Летти с минуту молчала, словно пытаясь что-то припомнить.
— Он старался. Я сидела на веранде и ждала, небо становилось все более темным, обещая скорое наступление сумерек, гроза неумолимо надвигалась. Я надеялась, что Бут приведет ее обратно в дом. Но через некоторое время он вернулся один, на его щеке краснела ссадина — след хлыста, которым она его ударила. Видимо, в конюшне они рассорились окончательно.

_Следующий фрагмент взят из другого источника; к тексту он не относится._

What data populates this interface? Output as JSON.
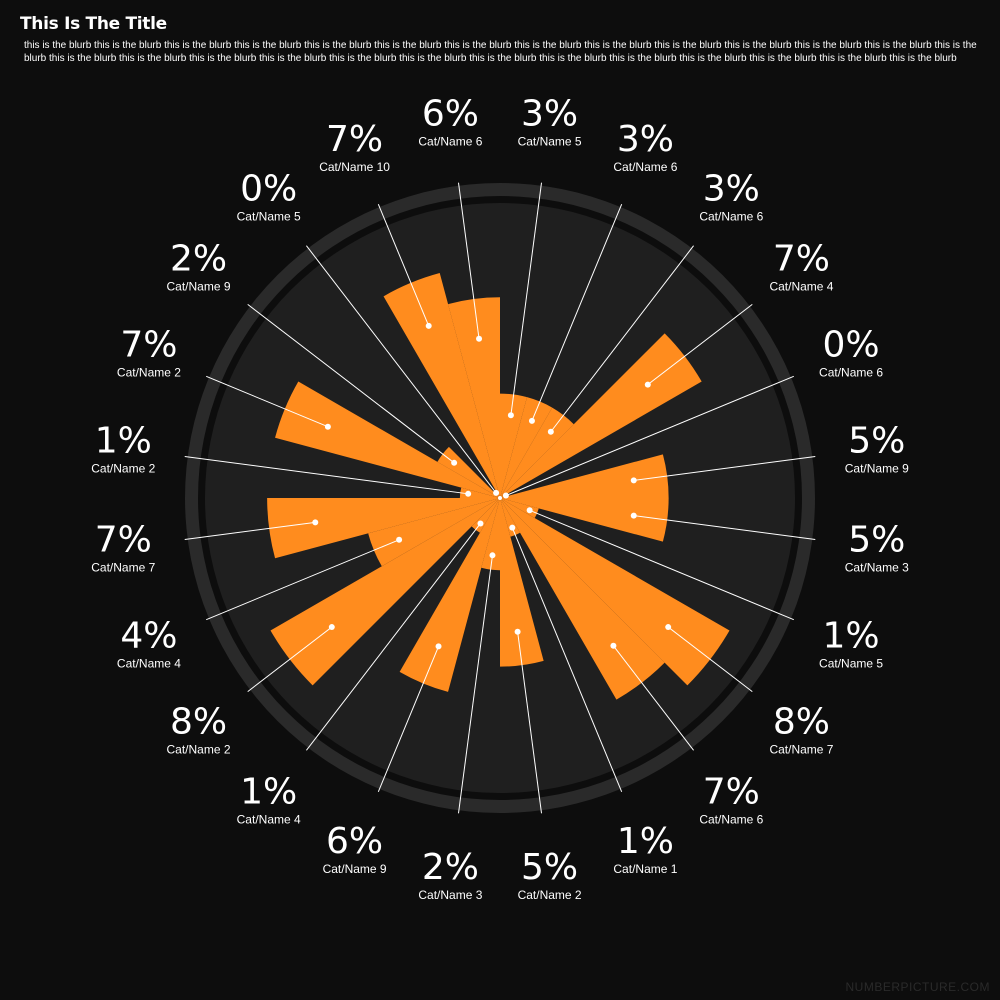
{
  "header": {
    "title": "This Is The Title",
    "blurb": "this is the blurb this is the blurb this is the blurb this is the blurb this is the blurb this is the blurb this is the blurb this is the blurb this is the blurb this is the blurb this is the blurb this is the blurb this is the blurb this is the blurb this is the blurb this is the blurb this is the blurb this is the blurb this is the blurb this is the blurb this is the blurb this is the blurb this is the blurb this is the blurb this is the blurb this is the blurb this is the blurb"
  },
  "footer": {
    "brand": "NUMBERPICTURE.COM"
  },
  "colors": {
    "bar": "#ff8c1e",
    "background": "#0d0d0d",
    "disc": "#1f1f1f",
    "ring": "#2a2a2a",
    "text": "#ffffff"
  },
  "chart_data": {
    "type": "radial-bar",
    "values_are": "percent",
    "segments": [
      {
        "name": "Cat/Name 5",
        "value": 3
      },
      {
        "name": "Cat/Name 6",
        "value": 3
      },
      {
        "name": "Cat/Name 6",
        "value": 3
      },
      {
        "name": "Cat/Name 4",
        "value": 7
      },
      {
        "name": "Cat/Name 6",
        "value": 0
      },
      {
        "name": "Cat/Name 9",
        "value": 5
      },
      {
        "name": "Cat/Name 3",
        "value": 5
      },
      {
        "name": "Cat/Name 5",
        "value": 1
      },
      {
        "name": "Cat/Name 7",
        "value": 8
      },
      {
        "name": "Cat/Name 6",
        "value": 7
      },
      {
        "name": "Cat/Name 1",
        "value": 1
      },
      {
        "name": "Cat/Name 2",
        "value": 5
      },
      {
        "name": "Cat/Name 3",
        "value": 2
      },
      {
        "name": "Cat/Name 9",
        "value": 6
      },
      {
        "name": "Cat/Name 4",
        "value": 1
      },
      {
        "name": "Cat/Name 2",
        "value": 8
      },
      {
        "name": "Cat/Name 4",
        "value": 4
      },
      {
        "name": "Cat/Name 7",
        "value": 7
      },
      {
        "name": "Cat/Name 2",
        "value": 1
      },
      {
        "name": "Cat/Name 2",
        "value": 7
      },
      {
        "name": "Cat/Name 9",
        "value": 2
      },
      {
        "name": "Cat/Name 5",
        "value": 0
      },
      {
        "name": "Cat/Name 10",
        "value": 7
      },
      {
        "name": "Cat/Name 6",
        "value": 6
      }
    ]
  }
}
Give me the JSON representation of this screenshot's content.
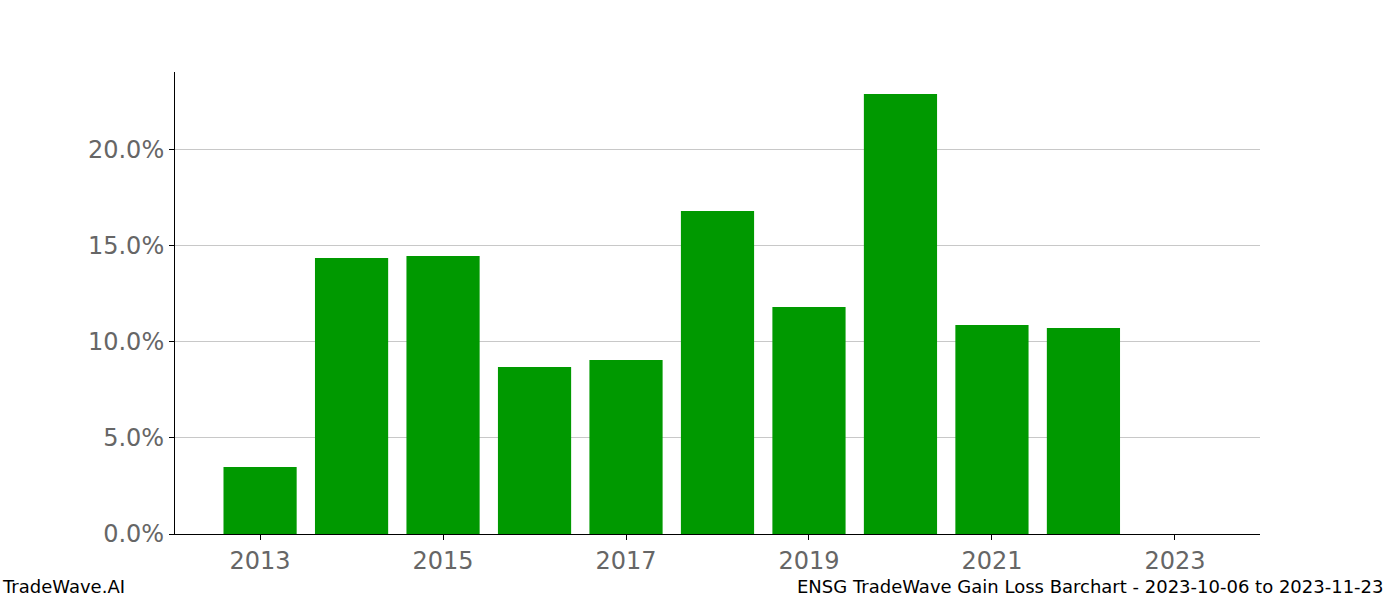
{
  "chart_data": {
    "type": "bar",
    "x": [
      2013,
      2014,
      2015,
      2016,
      2017,
      2018,
      2019,
      2020,
      2021,
      2022
    ],
    "values": [
      3.49,
      14.38,
      14.48,
      8.7,
      9.06,
      16.82,
      11.82,
      22.92,
      10.89,
      10.73
    ],
    "color": "#009900",
    "xlim": [
      2012.07,
      2023.93
    ],
    "xticks": [
      2013,
      2015,
      2017,
      2019,
      2021,
      2023
    ],
    "ylim": [
      0,
      24.06
    ],
    "yticks": [
      {
        "value": 0,
        "label": "0.0%"
      },
      {
        "value": 5,
        "label": "5.0%"
      },
      {
        "value": 10,
        "label": "10.0%"
      },
      {
        "value": 15,
        "label": "15.0%"
      },
      {
        "value": 20,
        "label": "20.0%"
      }
    ],
    "grid": true,
    "annotations": [
      "TradeWave.AI",
      "ENSG TradeWave Gain Loss Barchart - 2023-10-06 to 2023-11-23"
    ]
  }
}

— Вы послали кого-нибудь за Алтеей?
— Папа был единственным человеком, который мог повлиять на нее, когда она приходила в подобное расположение духа. Я должна была немедленно сходить за ним. Но знала, что он разозлится на Бута, а мне этого не хотелось. Он мог просто выгнать приемного внука из дома, если бы узнал о его взаимоотношениях с Алтеей. Поэтому я так и осталась сидеть на веранде и ничего не предприняла. Помню, о чем тогда думала. Эти воспоминания до сих пор не выходят у меня из головы. А думала я вот о чем: Алтея всегда была красавицей, одаренной и удачливой. Она вела такую жизнь, какую сама для себя выбрала, и с ней ничего не могло случиться. Так я и просидела на веранде, позволив ей отправиться навстречу смерти. И все это время какой-то внутренний голос говорил мне, не умолкая: что-то должно произойти. Но я к нему не прислушалась.
Спокойствие Летти улетучилось, она тихо заплакала, прикладывая к глазам кончик пахнущего лавандой носового платка.
— Вы не должны так терзать себя, — сказала Камилла. — Вина лежит на Буте, а не на вас. Дедушка все равно не смог бы остановить ее на этот раз, к тому же он был болен.